Service des Commissions

LA COMMISSION DES AFFAIRES SOCIALES DU SENAT

ADOPTE UNE QUESTION PREALABLE

A L’ENCONTRE DU PROJET DE LOI TRENTE-CINQ HEURES

 Réunie le mardi 7 décembre 1999, sous la présidence de M. Jean Delaneau (RI - Indre et Loire), la commission des Affaires sociales a adopté, en nouvelle lecture, une question préalable à l’encontre du projet de loi trente-cinq heures.
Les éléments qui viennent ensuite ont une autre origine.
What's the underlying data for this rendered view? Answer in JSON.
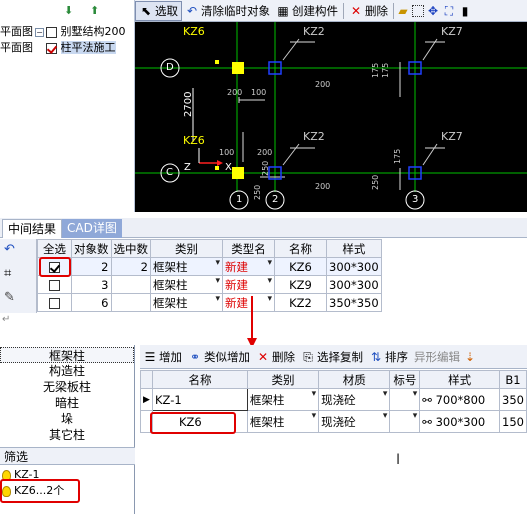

Cette motion équivaut à un rejet du texte tel que rétabli par l’Assemblée nationale.

M. Louis Souvet (RPR - Doubs), rapporteur, a rappelé que le Sénat, tant lors du vote de la loi " de Robien " en 1996, que de l’examen de la loi " Aubry I " l’an dernier, s’était montré résolument favorable à une réduction de la durée effective du travail sur la base d’une démarche négociée entre les partenaires sociaux et adaptée à la situation de chaque secteur d’activité et de chaque entreprise.

En revanche, la Haute Assemblée s’était vivement opposée à la démarche retenue par le Gouvernement d’une baisse générale et autoritaire de la durée légale du travail.

Aussi, la commission a-t-elle décidé, sur proposition de son rapporteur, d’adopter une motion signifiant le rejet de l’impasse dans laquelle le Gouvernement s’obstine à engager notre pays depuis deux ans.

Elle a constaté que cette démarche isolait notre pays en Europe, risquait de lui faire perdre le bénéfice qu’il est en droit d’attendre de la croissance mondiale et ouvrait, de surcroît, un certain nombre de " boîtes de Pandore ", telles la revalorisation massive du SMIC et la perspective, dans les fonctions publiques, d’une baisse de la durée du travail assortie de nouvelles créations d’emplois grevant tant le budget général que les finances locales et les comptes sociaux.

Elle a insisté particulièrement sur le financement des exonérations de charges consenties qui lui a semblé fragile et paradoxal.

En effet, il repose, à 90 % en 2000, sur les droits sur les tabacs et sur les alcools, la taxation des heures supplémentaires et la taxe générale sur les activités polluantes, impositions qui présentent le point commun d’avoir moins pour vocation le rendement que la disparition de l’assiette sur laquelle elles sont assises, c’est-à-dire la lutte contre les " pratiques addictives " -au rang desquelles le Gouvernement place probablement les heures supplémentaires- et les activités polluantes.

De surcroît, ce financement, à terme, n’est pas assuré pour le tiers environ du coût supplémentaire du projet de loi.

La commission a souligné, à ce propos, que l’impact du dispositif d’exonération de charges sociales institué était impossible à évaluer dans ses conséquences, notamment sur l’emploi, car la clef de son financement et donc la nature des transferts de charges qu’il entraînera entre les agents économiques restaient indéterminées.

Elle a considéré, de surcroît, que la réduction de la durée légale du travail conduisait le Gouvernement à mettre en place une garantie mensuelle de rémunération au niveau du SMIC et à accepter, par avance, une revalorisation massive de son taux horaire sur cinq ans.

Elle a souligné qu’en dépit des aides qu’il comportait, le projet de loi aurait au total pour effet un renchérissement du coût du travail peu qualifié et rendrait plus difficile l’insertion des populations les plus fragiles et les moins formées, celles qui, précisément, bénéficient le moins des effets de la croissance.

Enfin, la commission a constaté que le projet de loi multipliait les atteintes au principe d’égalité entre les entreprises et entre les salariés, au droit à la négociation collective reconnu par le Préambule de la Constitution de 1946 et conférait à l’Administration un pouvoir discrétionnaire d’appréciation.